Early symptoms of eye disease include some loss of vision and color perception. The eyes often exhibit a to-and-fro motion (nystagmus). Later many patients are unable to move the eyes normally in all directions (ophthalmoplegia). Examination of the eye may show changes in the retina and degeneration of the optic nerve.
General unsteadiness (ataxia) and lack of coordination are common. Speech is often slurred and explosive. Loss of balance and difficulty walking are prominent symptoms. Swallowing may be difficult. It is not unusual for individuals to have loss of muscle as well as numbness and tingling in the arms and legs. The mean age of onset is about age 40 years but there is considerable variation and onset in childhood has even been observed. In general, the disease is more severe and progresses more rapidly in individuals with onset of symptoms in childhood or adolescence.
An MRI may show some loss of brain tissue (atrophy).
This is an autosomal dominant disorder in which the condition is passed from parent to child. It also tends to occur earlier in succeeding generations. Children born to affected fathers tend to have an earlier onset of symptoms and they often progress more rapidly.

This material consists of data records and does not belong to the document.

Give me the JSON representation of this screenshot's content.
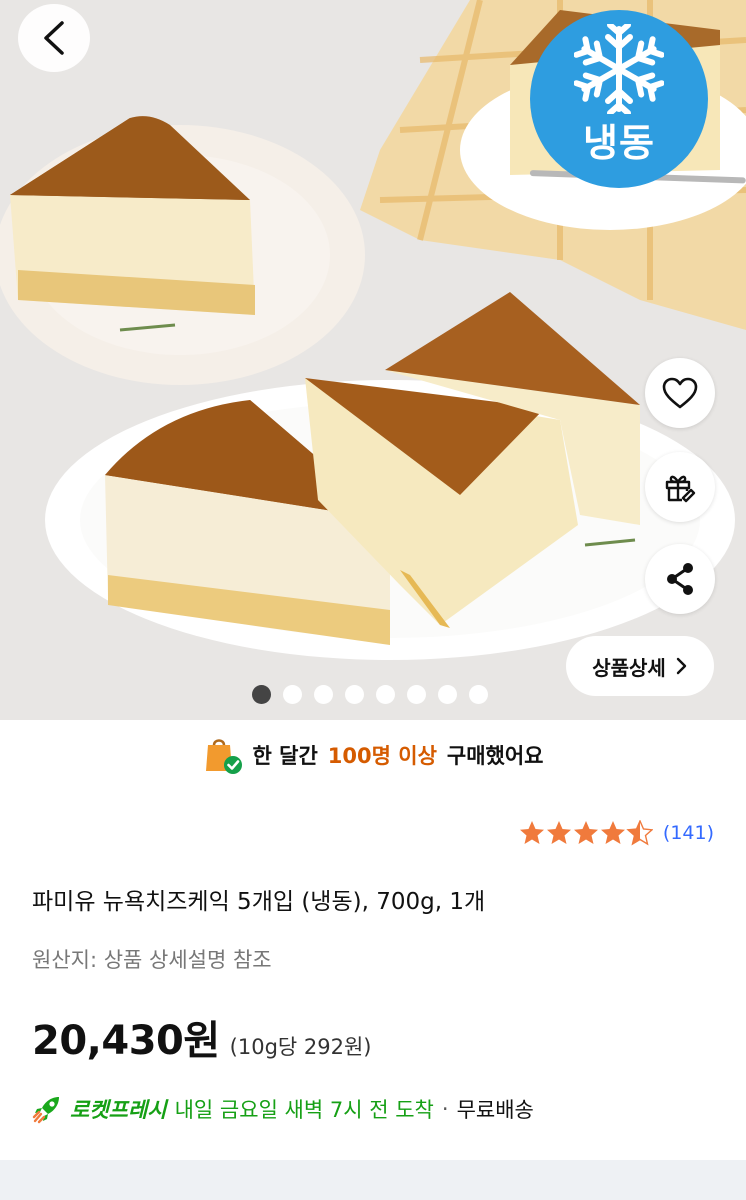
{
  "hero": {
    "badge_label": "냉동",
    "detail_button_label": "상품상세",
    "image_count": 8,
    "active_image_index": 0
  },
  "purchase_info": {
    "prefix": "한 달간",
    "highlight": "100명 이상",
    "suffix": "구매했어요"
  },
  "rating": {
    "stars": 4.5,
    "count_text": "(141)"
  },
  "product": {
    "title": "파미유 뉴욕치즈케익 5개입 (냉동), 700g, 1개",
    "origin": "원산지: 상품 상세설명 참조",
    "price": "20,430원",
    "unit_price": "(10g당 292원)"
  },
  "delivery": {
    "service": "로켓프레시",
    "eta": "내일 금요일 새벽 7시 전 도착",
    "separator": "·",
    "shipping": "무료배송"
  },
  "colors": {
    "badge_blue": "#2e9de0",
    "highlight_orange": "#d55b00",
    "rocket_green": "#16a015",
    "star_orange": "#f07a3c",
    "link_blue": "#346aff"
  },
  "icons": [
    "back-arrow-icon",
    "snowflake-icon",
    "heart-icon",
    "gift-icon",
    "share-icon",
    "chevron-right-icon",
    "shopping-bag-check-icon",
    "star-icon",
    "rocket-icon"
  ]
}
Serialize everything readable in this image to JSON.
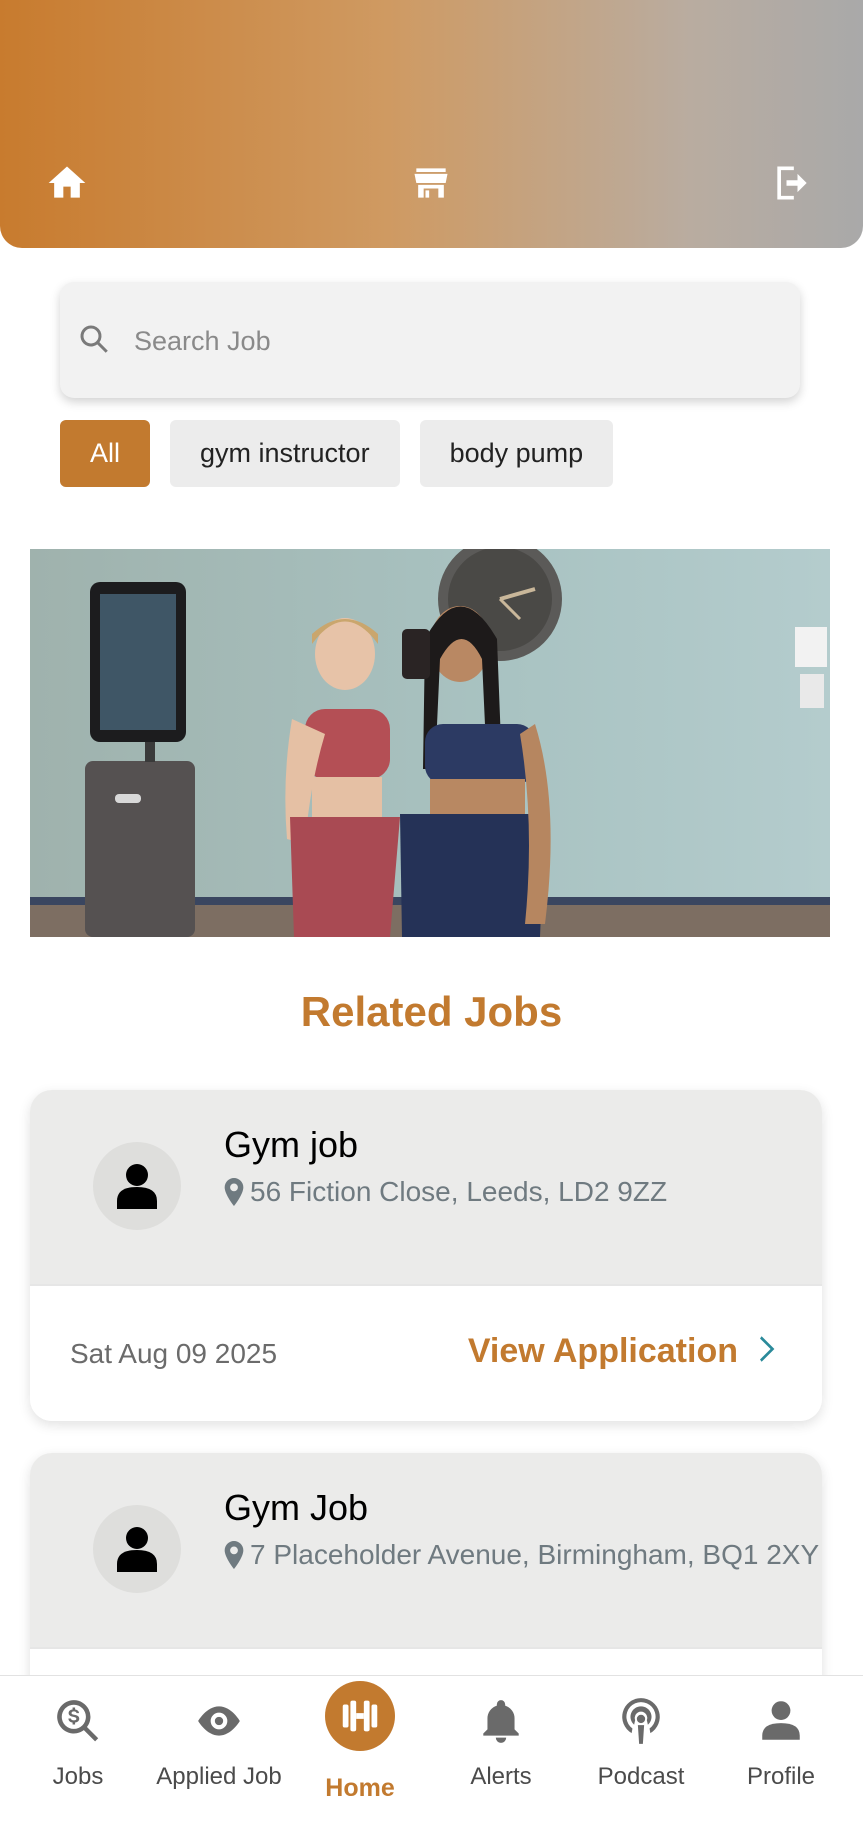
{
  "header": {
    "icons": [
      "home-icon",
      "store-icon",
      "logout-icon"
    ]
  },
  "search": {
    "placeholder": "Search Job",
    "value": ""
  },
  "filters": {
    "chips": [
      "All",
      "gym instructor",
      "body pump"
    ],
    "active": "All"
  },
  "related_jobs": {
    "title": "Related Jobs",
    "jobs": [
      {
        "title": "Gym job",
        "location": "56 Fiction Close, Leeds, LD2 9ZZ",
        "date": "Sat Aug 09 2025",
        "action": "View Application"
      },
      {
        "title": "Gym Job",
        "location": "7 Placeholder Avenue, Birmingham, BQ1 2XY"
      }
    ]
  },
  "bottom_nav": {
    "items": [
      {
        "label": "Jobs",
        "icon": "search-dollar-icon"
      },
      {
        "label": "Applied Job",
        "icon": "eye-icon"
      },
      {
        "label": "Home",
        "icon": "dumbbell-icon"
      },
      {
        "label": "Alerts",
        "icon": "bell-icon"
      },
      {
        "label": "Podcast",
        "icon": "podcast-icon"
      },
      {
        "label": "Profile",
        "icon": "person-icon"
      }
    ],
    "active": "Home"
  },
  "colors": {
    "accent": "#c27a2f",
    "chevron": "#2a8a9a"
  }
}
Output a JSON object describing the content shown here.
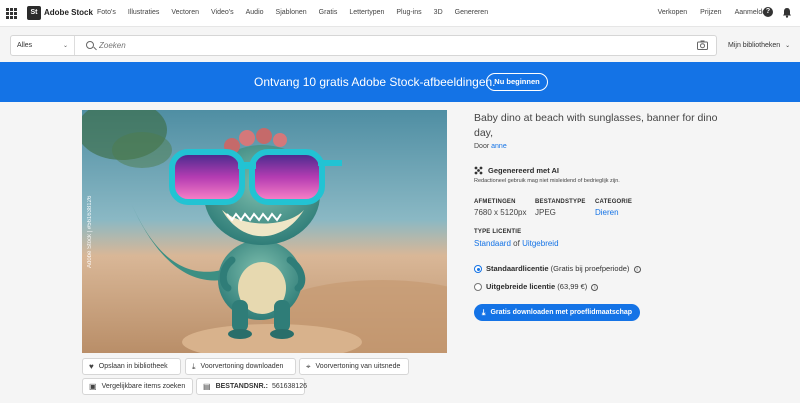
{
  "header": {
    "logo_text": "St",
    "brand": "Adobe Stock",
    "nav": [
      "Foto's",
      "Illustraties",
      "Vectoren",
      "Video's",
      "Audio",
      "Sjablonen",
      "Gratis",
      "Lettertypen",
      "Plug-ins",
      "3D",
      "Genereren"
    ],
    "right_nav": [
      "Verkopen",
      "Prijzen",
      "Aanmelden"
    ],
    "help_symbol": "?"
  },
  "search": {
    "filter_value": "Alles",
    "placeholder": "Zoeken",
    "libraries_label": "Mijn bibliotheken"
  },
  "banner": {
    "text": "Ontvang 10 gratis Adobe Stock-afbeeldingen.",
    "button": "Nu beginnen",
    "color": "#1473e6"
  },
  "asset": {
    "watermark": "Adobe Stock | #561638126",
    "actions": {
      "save": "Opslaan in bibliotheek",
      "download_preview": "Voorvertoning downloaden",
      "crop_preview": "Voorvertoning van uitsnede",
      "find_similar": "Vergelijkbare items zoeken",
      "file_no_label": "BESTANDSNR.:",
      "file_no": "561638126"
    },
    "title": "Baby dino at beach with sunglasses, banner for dino day,",
    "by_label": "Door",
    "author": "anne",
    "ai_title": "Gegenereerd met AI",
    "ai_note": "Redactioneel gebruik mag niet misleidend of bedrieglijk zijn.",
    "dimensions_label": "AFMETINGEN",
    "dimensions": "7680 x 5120px",
    "filetype_label": "BESTANDSTYPE",
    "filetype": "JPEG",
    "category_label": "CATEGORIE",
    "category": "Dieren",
    "license_type_label": "TYPE LICENTIE",
    "license_standard": "Standaard",
    "license_or": "of",
    "license_extended": "Uitgebreid",
    "options": [
      {
        "name": "Standaardlicentie",
        "note": "(Gratis bij proefperiode)",
        "selected": true
      },
      {
        "name": "Uitgebreide licentie",
        "note": "(63,99 €)",
        "selected": false
      }
    ],
    "cta": "Gratis downloaden met proeflidmaatschap",
    "accent": "#1473e6"
  }
}
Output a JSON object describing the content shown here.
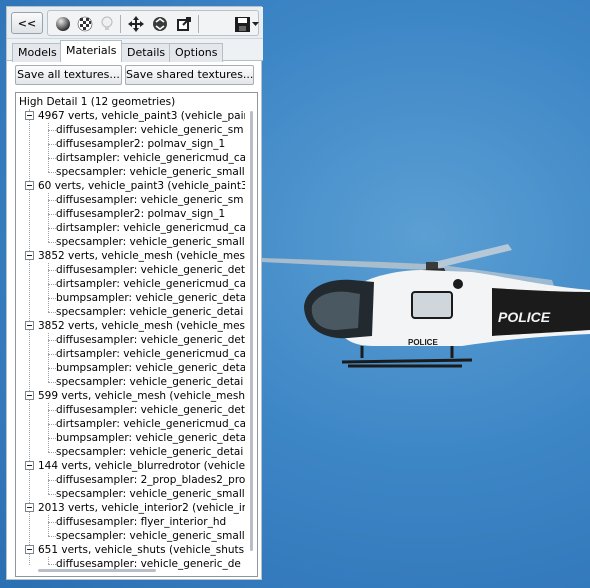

Neurologists and ophthalmologists working together usually can make this diagnosis, especially if there is a family history. No treatment is available for this disease but low vision aids and mobility training can be helpful in early stages.
The prognosis is poor. Individuals with adult onset disease may live from 10-30 years whereas those whose symptoms appear before the age of 13 years often do not live beyond the age of 16. No effective treatment is available.